L’idea base del surrealismo, che compare nel celebre manifesto di André Breton e compagni, è di capire l’origine del pensiero e della creatività, andando al di là di ogni forma classica di visione e rappresentazione. Da qui il nome: surrealismo, che è un oltre, un più al fondo, un eccesso di realtà. Da qui la passione per la sperimentazione in ogni campo: poesia, letteratura, politica, arte, morale, medicina. Da qui anche la passione per il sogno e la psicanalisi, per la rivoluzione permanente e Trostskij, per ogni novità tecnica e ogni eccesso. Inutile dire che tutto questo avvolge e coinvolge i grandi artisti dell’epoca – da De Chirico ad Apollinaire, da Picasso a Dalì, da Magritte a Pollock – per poi scomunicarli, allontanarli, demonizzarli. Insomma, dal surrealismo passano in tanti e poi ne escono o vengono espulsi, affascinati e pure impossibilitati a rimanerci. Come accadrà per i movimenti politici della seconda metà del Novecento, la ricerca di più autenticità tende a finire in violenza interna ed esterna, fino ad esaurirsi per stanchezza.
Eppure, c’è un punto filosofico che occorre trattenere e che ci riguarda tutti. Nella grande mostra francese è ben espresso da una frase di Magritte, scritta sotto il quadro in cui un treno esce fumante da un caminetto casalingo su cui si trova un orologio. Magritte dice che gli si era aperto un nuovo principio artistico quando, per caso, risvegliandosi e ancora assopito, aveva scambiato un uccello che dormiva in una gabbia per un uovo. Si era così aperto il mondo del contraddittorio che si rileva comunque significativo e artistico. Il treno che esce dal camino sotto un orologio è contraddittorio e assurdo ma mi fa sentire il fuggire del tempo, forse più del mito di Crono, di una lezione di fisica e della filosofia di Bergson. “Sentire” non è ancora “capire”, ma è un inizio del capire.

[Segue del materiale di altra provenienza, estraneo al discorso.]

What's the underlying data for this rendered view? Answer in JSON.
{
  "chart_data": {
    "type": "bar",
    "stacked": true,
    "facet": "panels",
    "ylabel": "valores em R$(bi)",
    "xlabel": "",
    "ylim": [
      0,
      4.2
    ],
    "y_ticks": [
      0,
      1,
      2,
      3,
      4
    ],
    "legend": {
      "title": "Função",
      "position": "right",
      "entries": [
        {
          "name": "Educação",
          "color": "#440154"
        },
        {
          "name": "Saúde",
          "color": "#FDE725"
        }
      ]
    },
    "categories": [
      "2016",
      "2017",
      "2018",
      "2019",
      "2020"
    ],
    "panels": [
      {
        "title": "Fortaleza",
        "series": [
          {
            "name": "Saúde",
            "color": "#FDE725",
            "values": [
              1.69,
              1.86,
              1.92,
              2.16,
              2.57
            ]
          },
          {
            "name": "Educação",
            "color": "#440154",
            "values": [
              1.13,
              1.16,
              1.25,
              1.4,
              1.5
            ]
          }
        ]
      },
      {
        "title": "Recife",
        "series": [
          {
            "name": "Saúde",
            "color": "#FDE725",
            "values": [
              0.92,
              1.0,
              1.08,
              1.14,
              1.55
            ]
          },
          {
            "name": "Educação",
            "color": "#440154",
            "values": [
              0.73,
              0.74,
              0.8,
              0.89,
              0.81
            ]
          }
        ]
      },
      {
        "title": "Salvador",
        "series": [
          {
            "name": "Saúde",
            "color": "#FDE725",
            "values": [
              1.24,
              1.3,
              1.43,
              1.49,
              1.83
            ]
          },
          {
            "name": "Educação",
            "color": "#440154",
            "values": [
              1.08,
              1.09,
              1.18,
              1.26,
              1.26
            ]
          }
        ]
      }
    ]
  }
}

Ecco, il surrealismo ci invita a pensare nella contraddizione e a usare la contraddizione come forma di pensiero dell’origine della creatività. Sembra un procedimento strano e invece lo usiamo spesso. Il famoso brainstorming, cioè il pensare insieme “sparando” idee senza freni e senza calcolo delle conseguenze, non è un tentativo di far uscire la creatività dalla contraddizione? Il lasciare emergere sogni, sentimenti profondi, incubi non è forse gran parte di ogni procedimento psicologico, da quello analitico fino alle poche discussioni vere fra amici? Il bisogno di “staccare” con movimenti fisici o con uscite insolite da lavori intellettuali non è fare qualcosa che non c’entra nulla, qualcosa di contraddittorio, per ravvivare il pensiero? Non ci sono forse tanti casi della vita in cui “presentiamo” qualcosa di importante o di vero senza capirlo ancora?
Un grande matematico e filosofo francese morto nel 1999, Gilles Châtelet, diceva che uno dei compiti che attendevano il pensiero del XXI secolo doveva essere quello di pensare questa origine ancora oscura del pensiero, questa soglia che non può essere ridotta all’inconscio psichico soggettivo, questo “irrazionale che non è necessariamente cattivo, ma rappresenta solo quello che non è ancora articolato”. Così, i surrealisti ci riguardano: come capire logicamente la creatività e il presentimento, lo stupore e l’inquietudine? Come sistematizzare tutte quelle forme di pensiero oscure, contraddittorie e vaghe, che però riempiono le nostre vite? Come farle emergere, visto che non ce ne possiamo impadronire?
Se queste domande vi appassionano o in qualche modo vi incuriosiscono, siete anche voi un po’ surrealisti.